Competencies: PA26.3, PA26.4
Group 4: Aneurysms, Cardiomyopathies, and Pericardial Disease
- Compare abdominal aortic aneurysm (AAA) and aortic dissection: aetiology, location, type (true vs false), Laplace's law explanation for progression, gross pathology, clinical presentation, and life-threatening complication. Include syphilitic aortitis as a historical differential.
- Classify cardiomyopathies (dilated, hypertrophic, restrictive) by gross and microscopic features, primary aetiology, haemodynamic consequence, and risk of sudden death. Describe endomyocardial fibrosis as an Indian-specific restrictive cardiomyopathy and explain its pathogenesis.
Competencies: PA26.2, PA26.8, PA26.9
Group 5: Cardiac Tumours and Pericarditis
- Describe cardiac myxoma: location (left atrium, near fossa ovalis), gross appearance, microscopic features (stellate cells in myxoid stroma), clinical consequences (ball-valve obstruction, tumour embolism, constitutional symptoms), and its distinction from organised thrombus.
- Describe the six morphological types of pericarditis (serous, fibrinous, purulent, haemorrhagic, caseous, constrictive) and map each to its most common aetiology. Explain the pathophysiology of cardiac tamponade and constrictive pericarditis, distinguishing them by haemodynamic and morphological criteria.
Competencies: PA26.8, PA26.10
Learning Issues
Research these questions and bring your findings to the discussion.
- [PA26.1] Distinguish arteriosclerosis from atherosclerosis. Describe the response-to-injury hypothesis of atherosclerotic plaque formation, the morphology of the atheromatous plaque, the concept of the vulnerable plaque, and the systemic complications of atherosclerosis.
- [PA26.2] Define aneurysm and classify true vs false aneurysms. Describe the aetiology, pathology, and complications of AAA and aortic dissection. Apply Laplace's law to explain why aneurysms enlarge progressively.

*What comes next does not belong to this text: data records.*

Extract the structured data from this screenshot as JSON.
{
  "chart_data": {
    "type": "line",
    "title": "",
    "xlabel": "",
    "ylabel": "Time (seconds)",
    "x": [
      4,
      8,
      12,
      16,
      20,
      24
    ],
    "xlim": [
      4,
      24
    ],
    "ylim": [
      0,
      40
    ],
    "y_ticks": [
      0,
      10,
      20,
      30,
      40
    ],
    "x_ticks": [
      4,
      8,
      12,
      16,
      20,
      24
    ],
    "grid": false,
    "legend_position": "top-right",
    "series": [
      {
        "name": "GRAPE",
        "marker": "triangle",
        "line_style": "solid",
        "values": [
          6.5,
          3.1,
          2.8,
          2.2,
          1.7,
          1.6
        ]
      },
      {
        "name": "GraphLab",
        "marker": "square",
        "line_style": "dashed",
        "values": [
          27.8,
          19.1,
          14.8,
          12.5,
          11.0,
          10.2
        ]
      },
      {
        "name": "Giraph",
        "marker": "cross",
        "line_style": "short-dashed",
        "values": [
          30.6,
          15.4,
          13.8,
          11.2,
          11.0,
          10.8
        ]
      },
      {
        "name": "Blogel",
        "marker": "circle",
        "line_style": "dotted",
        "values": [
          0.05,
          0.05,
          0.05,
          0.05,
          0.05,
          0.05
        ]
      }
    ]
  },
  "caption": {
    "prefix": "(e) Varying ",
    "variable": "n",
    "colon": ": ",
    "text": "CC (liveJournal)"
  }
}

- [PA26.3] Define heart failure and describe its compensatory mechanisms and their maladaptation. Classify heart failure (left vs right, systolic vs diastolic, high-output vs low-output) and describe the pathological changes in lungs (pulmonary oedema) and liver (nutmeg liver, cardiac cirrhosis).

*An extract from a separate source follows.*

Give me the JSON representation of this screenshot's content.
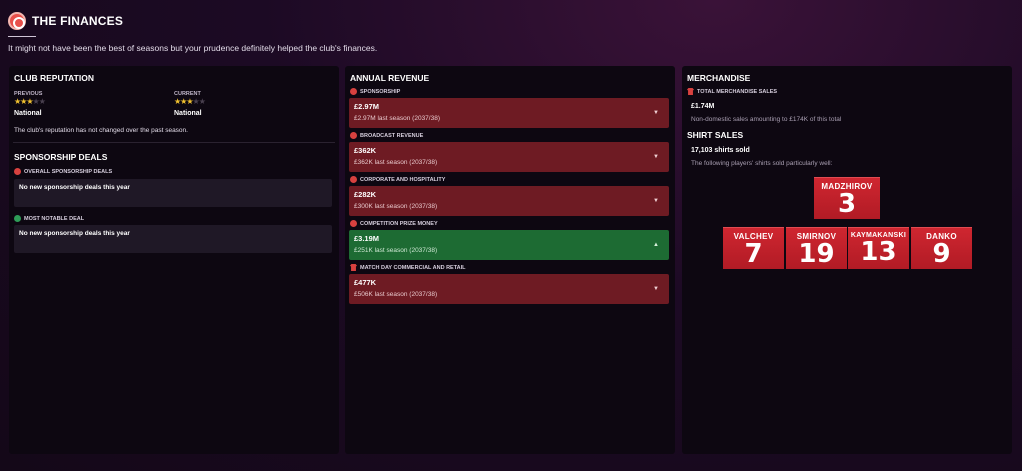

- [PA26.4] Classify congenital heart disease into left-to-right shunts, right-to-left shunts, and obstructive lesions. Describe the pathophysiology and complications of VSD, ASD, PDA, and Tetralogy of Fallot. Explain Eisenmenger syndrome and paradoxical embolism.

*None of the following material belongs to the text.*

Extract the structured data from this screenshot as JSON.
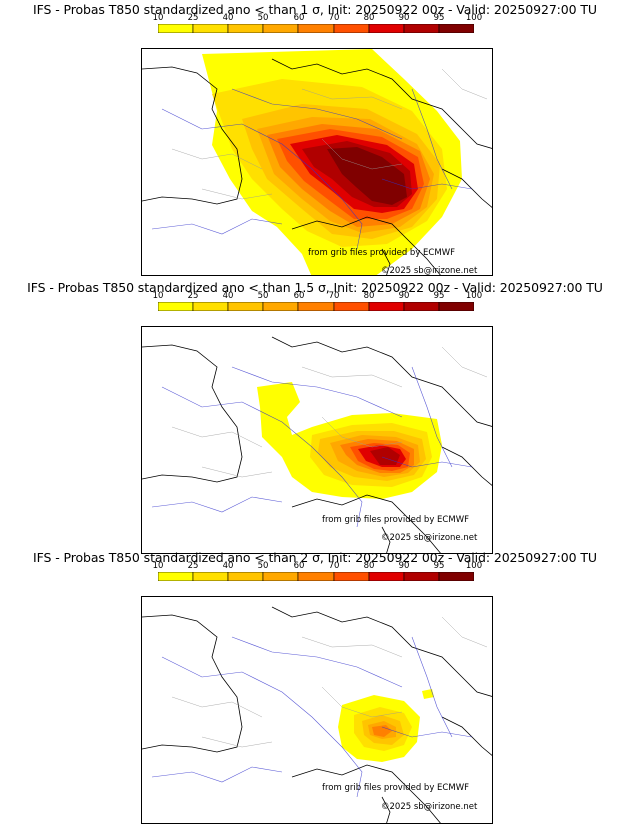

- [PA26.5] Describe the pathogenesis of acute rheumatic fever via molecular mimicry. List the Jones criteria. Describe the pancarditis of ARF including the Aschoff body. Describe the gross and microscopic pathology of chronic rheumatic mitral stenosis and its complications.
- [PA26.6] Describe the epidemiology, pathophysiology, and pathology of ischaemic heart disease. Describe the gross and microscopic timeline of myocardial infarction. Explain the ACS spectrum (stable angina, unstable angina, NSTEMI, STEMI) and interpret troponin and ECG changes in ACS.
- [PA26.7] Classify infective endocarditis into acute and subacute forms. Describe the pathogenesis, gross features of vegetations, peripheral stigmata (Osler nodes, Janeway lesions, Roth spots, splinter haemorrhages), Duke criteria, and complications including systemic embolism and valve destruction.
- [PA26.8] Describe the aetiology and morphological types of pericarditis. Explain the pathophysiology of cardiac tamponade and constrictive pericarditis. Describe pericardial effusion and its classification by fluid type.
- [PA26.9] Classify cardiomyopathies into dilated, hypertrophic, and restrictive types. For each, describe the aetiology, gross and microscopic pathology, haemodynamic consequences, and risk of sudden death. Describe endomyocardial fibrosis as an Indian example of restrictive cardiomyopathy.
- [PA26.10] Describe the pathology, location, clinical consequences, and microscopic features of cardiac myxoma. Classify primary malignant cardiac tumours and describe the route and frequency of cardiac metastases.